Il y a 20 ans, lorsqu’on changeait de dentiste, on changeait de dentiste. On ne conservait de son précédent docteur que la mémoire de ce qu’il voulait bien nous dire, ou ce que nous avions compris. Changer de dentiste, c’était prendre le risque de perdre cette connaissance que votre praticien avait mis plusieurs années à construire. D’ailleurs, avant, on ne changeait pas de dentiste.
Aujourd’hui, il gère tout sur son ordinateur : la cartographie de vos dents, l’historique des opérations, le type d’amalgame. Tout cela est stocké, conservé, archivé. Autant d’informations structurantes sur l’histoire de votre vie dentaire. Dans notre monde numérique, changer de dentiste, c’est aussi migrer ses données pour que le nouveau possède la connaissance acquise par l’ancien.
Ce processus de transfert de la connaissance s’appelle la portabilité des données
C’est un sujet plein d’avenir, et le nombre de start-up à la recherche de pratiques innovantes en est une des preuves. Par exemple, conserver vos playlists lorsque vous passez de Spotify à Deezer, vos historiques de dépenses lorsque vous changez de banque, ou les notes de vos enfants lorsqu’ils entreront en études supérieures. Dans tous ces cas, nous sommes face à une situation de portabilité de vos données personnelles, qui embarquent de la connaissance sur vous.
Dans un avenir pas si lointain, après avoir appris à gérer nos mots de passe depuis notre téléphone, appris à gérer notre consommation d’eau et d’électricité, à allumer la lumière et fermer les volets, nous apprendrons à piloter la portabilité de nos données personnelles depuis une application mobile.
À l’image de l’application d’une banque, vous disposerez d’une console de gestion de vos données
Vous pourrez connecter des services, accéder à des documents de référence, les transmettre. Ces services existent déjà, on les appelle les PIMS (Personal Information Management Systems) Pour le moment encore restreints à des usages spécifiques, ils vont se développer et se démocratiser dans les prochaines années. Les assureurs et les banquiers commencent à organiser des offres de services innovantes et, ils l’espèrent, lucratives.
En soi, c’est une révolution majeure qui aura des impacts durables sur la société : la mort numérique, l’évolution du droit à l’oubli, l’ouverture des algorithmes ou la traçabilité du consentement pour n’en citer que quelques-uns.

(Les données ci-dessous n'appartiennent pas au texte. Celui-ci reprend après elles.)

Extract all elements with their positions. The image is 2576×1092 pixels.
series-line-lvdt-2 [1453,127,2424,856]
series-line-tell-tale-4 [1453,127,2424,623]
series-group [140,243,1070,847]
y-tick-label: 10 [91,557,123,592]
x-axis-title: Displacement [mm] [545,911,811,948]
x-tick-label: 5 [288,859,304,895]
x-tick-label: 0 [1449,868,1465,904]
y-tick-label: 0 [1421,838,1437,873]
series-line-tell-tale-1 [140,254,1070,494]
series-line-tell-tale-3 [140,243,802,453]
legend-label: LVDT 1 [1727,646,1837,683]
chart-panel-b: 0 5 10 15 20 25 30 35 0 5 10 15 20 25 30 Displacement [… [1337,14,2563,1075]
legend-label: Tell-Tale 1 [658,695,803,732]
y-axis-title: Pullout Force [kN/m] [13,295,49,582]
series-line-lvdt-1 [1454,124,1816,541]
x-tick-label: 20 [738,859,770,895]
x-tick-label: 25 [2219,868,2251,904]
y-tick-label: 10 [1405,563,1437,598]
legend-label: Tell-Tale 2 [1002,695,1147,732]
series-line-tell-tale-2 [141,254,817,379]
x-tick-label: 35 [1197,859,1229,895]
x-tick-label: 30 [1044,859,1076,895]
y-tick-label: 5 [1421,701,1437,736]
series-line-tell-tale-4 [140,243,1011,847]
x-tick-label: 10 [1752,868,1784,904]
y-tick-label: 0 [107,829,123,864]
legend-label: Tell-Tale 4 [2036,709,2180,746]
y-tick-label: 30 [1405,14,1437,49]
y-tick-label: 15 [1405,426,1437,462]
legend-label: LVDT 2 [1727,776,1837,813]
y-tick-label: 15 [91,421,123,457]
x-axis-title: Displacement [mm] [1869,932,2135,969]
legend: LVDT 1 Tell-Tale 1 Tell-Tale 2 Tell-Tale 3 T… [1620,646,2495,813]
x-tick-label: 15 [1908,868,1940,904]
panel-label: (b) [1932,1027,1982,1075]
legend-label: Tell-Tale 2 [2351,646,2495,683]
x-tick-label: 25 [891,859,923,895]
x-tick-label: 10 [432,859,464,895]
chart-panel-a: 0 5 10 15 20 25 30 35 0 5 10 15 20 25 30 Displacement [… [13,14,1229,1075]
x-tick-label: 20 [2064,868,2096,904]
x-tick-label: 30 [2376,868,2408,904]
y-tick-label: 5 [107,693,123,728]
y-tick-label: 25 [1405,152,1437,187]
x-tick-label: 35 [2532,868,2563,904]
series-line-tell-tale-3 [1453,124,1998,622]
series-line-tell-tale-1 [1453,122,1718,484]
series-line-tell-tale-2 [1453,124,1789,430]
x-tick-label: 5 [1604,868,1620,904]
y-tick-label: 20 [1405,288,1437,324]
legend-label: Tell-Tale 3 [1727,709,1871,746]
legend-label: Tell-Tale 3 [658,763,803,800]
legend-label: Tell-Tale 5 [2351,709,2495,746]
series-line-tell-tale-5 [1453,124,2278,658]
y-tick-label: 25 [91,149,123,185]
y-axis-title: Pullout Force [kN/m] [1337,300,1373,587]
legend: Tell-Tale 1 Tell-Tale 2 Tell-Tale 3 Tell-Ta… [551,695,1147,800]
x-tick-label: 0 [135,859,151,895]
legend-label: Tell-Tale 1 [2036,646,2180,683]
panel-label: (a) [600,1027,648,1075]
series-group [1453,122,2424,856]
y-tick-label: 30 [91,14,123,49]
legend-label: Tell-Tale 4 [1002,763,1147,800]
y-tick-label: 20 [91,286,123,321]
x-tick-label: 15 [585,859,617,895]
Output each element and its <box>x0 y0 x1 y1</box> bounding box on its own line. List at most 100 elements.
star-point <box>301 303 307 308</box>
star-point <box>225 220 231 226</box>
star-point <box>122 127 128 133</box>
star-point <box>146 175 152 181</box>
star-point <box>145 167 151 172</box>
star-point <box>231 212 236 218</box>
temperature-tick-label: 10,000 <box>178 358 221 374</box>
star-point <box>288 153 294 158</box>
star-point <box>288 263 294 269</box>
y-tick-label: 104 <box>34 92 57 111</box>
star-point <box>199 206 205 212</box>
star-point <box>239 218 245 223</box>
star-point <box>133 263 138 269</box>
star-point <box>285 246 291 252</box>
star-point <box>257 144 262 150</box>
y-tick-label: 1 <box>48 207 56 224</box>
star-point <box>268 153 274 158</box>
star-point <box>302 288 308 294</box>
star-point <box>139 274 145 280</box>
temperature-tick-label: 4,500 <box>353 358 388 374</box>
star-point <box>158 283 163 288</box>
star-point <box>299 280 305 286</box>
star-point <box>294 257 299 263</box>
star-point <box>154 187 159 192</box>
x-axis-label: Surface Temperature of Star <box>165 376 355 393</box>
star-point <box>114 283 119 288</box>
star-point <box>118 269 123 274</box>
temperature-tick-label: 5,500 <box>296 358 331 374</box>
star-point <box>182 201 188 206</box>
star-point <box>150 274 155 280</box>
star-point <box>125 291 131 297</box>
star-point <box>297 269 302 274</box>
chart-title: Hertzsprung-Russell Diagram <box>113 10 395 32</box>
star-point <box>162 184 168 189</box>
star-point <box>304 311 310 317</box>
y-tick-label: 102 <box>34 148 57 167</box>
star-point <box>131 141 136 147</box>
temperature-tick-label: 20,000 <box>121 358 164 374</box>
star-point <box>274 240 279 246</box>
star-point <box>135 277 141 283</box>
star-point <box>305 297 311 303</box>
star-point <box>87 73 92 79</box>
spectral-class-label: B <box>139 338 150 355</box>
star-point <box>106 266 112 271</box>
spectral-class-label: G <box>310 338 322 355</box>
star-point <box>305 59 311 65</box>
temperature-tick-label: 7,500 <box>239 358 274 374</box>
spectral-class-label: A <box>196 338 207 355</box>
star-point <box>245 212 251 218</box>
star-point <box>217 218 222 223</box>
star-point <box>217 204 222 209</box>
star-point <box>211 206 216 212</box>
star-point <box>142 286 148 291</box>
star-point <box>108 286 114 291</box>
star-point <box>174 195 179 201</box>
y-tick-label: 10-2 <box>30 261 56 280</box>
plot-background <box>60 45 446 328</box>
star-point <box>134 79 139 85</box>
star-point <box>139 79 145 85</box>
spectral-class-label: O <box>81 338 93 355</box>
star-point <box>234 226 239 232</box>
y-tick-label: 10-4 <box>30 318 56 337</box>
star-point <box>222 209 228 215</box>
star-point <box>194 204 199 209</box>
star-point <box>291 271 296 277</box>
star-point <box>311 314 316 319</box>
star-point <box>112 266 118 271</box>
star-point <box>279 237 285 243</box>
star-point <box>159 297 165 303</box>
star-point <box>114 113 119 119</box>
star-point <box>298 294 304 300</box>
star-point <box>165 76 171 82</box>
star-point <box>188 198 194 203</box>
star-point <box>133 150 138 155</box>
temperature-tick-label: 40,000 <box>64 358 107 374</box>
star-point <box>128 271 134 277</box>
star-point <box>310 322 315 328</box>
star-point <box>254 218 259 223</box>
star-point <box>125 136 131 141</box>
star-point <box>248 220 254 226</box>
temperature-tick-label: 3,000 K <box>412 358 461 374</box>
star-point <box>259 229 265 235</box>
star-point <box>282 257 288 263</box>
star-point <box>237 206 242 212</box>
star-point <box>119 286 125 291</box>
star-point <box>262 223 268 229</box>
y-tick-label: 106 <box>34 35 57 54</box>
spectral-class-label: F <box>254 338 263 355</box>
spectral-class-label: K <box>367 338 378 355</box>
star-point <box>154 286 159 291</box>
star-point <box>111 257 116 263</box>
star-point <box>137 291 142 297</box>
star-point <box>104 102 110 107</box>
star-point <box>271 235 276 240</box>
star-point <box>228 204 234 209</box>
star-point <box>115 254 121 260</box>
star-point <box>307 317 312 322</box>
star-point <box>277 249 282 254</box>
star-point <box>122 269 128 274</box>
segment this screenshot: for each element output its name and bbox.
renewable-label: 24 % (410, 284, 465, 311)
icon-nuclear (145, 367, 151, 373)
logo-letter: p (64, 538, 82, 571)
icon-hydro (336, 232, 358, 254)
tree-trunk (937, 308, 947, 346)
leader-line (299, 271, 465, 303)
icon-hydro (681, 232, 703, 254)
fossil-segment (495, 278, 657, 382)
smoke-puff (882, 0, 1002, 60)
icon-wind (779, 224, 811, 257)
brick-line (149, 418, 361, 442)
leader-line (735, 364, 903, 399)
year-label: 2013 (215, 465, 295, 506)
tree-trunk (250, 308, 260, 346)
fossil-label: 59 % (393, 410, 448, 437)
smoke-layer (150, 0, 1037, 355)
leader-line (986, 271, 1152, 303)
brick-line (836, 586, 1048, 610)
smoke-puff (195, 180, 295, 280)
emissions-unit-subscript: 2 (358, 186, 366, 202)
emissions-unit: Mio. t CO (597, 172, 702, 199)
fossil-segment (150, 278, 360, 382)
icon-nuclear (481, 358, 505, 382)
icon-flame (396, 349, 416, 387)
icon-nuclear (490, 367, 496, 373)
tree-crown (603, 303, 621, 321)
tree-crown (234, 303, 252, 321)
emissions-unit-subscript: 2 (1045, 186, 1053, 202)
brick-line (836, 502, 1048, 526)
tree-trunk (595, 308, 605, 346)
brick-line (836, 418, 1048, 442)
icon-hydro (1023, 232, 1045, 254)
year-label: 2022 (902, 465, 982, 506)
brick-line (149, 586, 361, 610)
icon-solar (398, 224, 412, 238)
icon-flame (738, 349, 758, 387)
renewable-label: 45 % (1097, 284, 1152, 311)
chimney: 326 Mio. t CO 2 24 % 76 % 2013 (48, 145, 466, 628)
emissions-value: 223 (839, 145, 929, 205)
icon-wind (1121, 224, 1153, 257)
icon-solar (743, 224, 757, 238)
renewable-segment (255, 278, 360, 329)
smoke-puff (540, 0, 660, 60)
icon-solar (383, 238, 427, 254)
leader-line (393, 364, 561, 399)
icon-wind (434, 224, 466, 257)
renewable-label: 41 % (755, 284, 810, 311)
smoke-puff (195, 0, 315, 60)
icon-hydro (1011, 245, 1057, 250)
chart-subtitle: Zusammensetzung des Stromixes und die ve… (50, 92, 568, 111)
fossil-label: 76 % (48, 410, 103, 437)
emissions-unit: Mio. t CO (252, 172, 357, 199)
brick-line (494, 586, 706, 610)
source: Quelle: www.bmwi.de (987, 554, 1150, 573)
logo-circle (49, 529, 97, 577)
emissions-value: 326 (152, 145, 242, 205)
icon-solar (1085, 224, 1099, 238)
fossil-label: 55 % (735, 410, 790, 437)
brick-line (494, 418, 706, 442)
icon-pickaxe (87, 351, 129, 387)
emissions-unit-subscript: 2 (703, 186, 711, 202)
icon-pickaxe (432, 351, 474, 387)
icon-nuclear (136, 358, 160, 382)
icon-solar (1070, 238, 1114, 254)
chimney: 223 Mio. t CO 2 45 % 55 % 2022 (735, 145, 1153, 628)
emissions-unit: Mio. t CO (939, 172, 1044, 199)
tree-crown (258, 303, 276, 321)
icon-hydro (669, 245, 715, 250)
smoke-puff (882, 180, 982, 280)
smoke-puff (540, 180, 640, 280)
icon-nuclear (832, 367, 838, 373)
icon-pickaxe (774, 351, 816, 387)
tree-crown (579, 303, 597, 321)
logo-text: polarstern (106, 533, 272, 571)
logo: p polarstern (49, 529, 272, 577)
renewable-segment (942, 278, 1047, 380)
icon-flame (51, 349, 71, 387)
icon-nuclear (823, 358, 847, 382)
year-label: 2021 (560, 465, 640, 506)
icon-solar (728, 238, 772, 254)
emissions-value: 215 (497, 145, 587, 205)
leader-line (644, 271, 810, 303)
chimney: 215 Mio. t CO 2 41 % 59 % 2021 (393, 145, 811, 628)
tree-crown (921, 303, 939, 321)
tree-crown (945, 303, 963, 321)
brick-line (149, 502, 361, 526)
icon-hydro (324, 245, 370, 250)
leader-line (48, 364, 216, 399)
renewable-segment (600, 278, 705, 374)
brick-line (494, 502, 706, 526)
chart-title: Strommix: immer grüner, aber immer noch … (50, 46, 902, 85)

Si certains doutent, retenez deux choses : la portabilité est un droit consacré au sein de l’article 20 du RGPD. C’est donc sous la contrainte juridique que nous allons évoluer vers ces pratiques. Enfin, si comme moi vous n’en pouvez plus des bandeaux cookies lorsque vous arrivez sur un site, la gestion centralisée de la portabilité ouvre la voie pour gérer autrement le consentement des personnes lors de leurs navigations sur internet.
Le consentement étant lui-même une donnée personnelle, nous pourrions très bien utiliser le droit de portabilité pour communiquer nos préférences de confidentialité et nos consentements directement auprès des différents services pour fluidifier notre expérience utilisateur.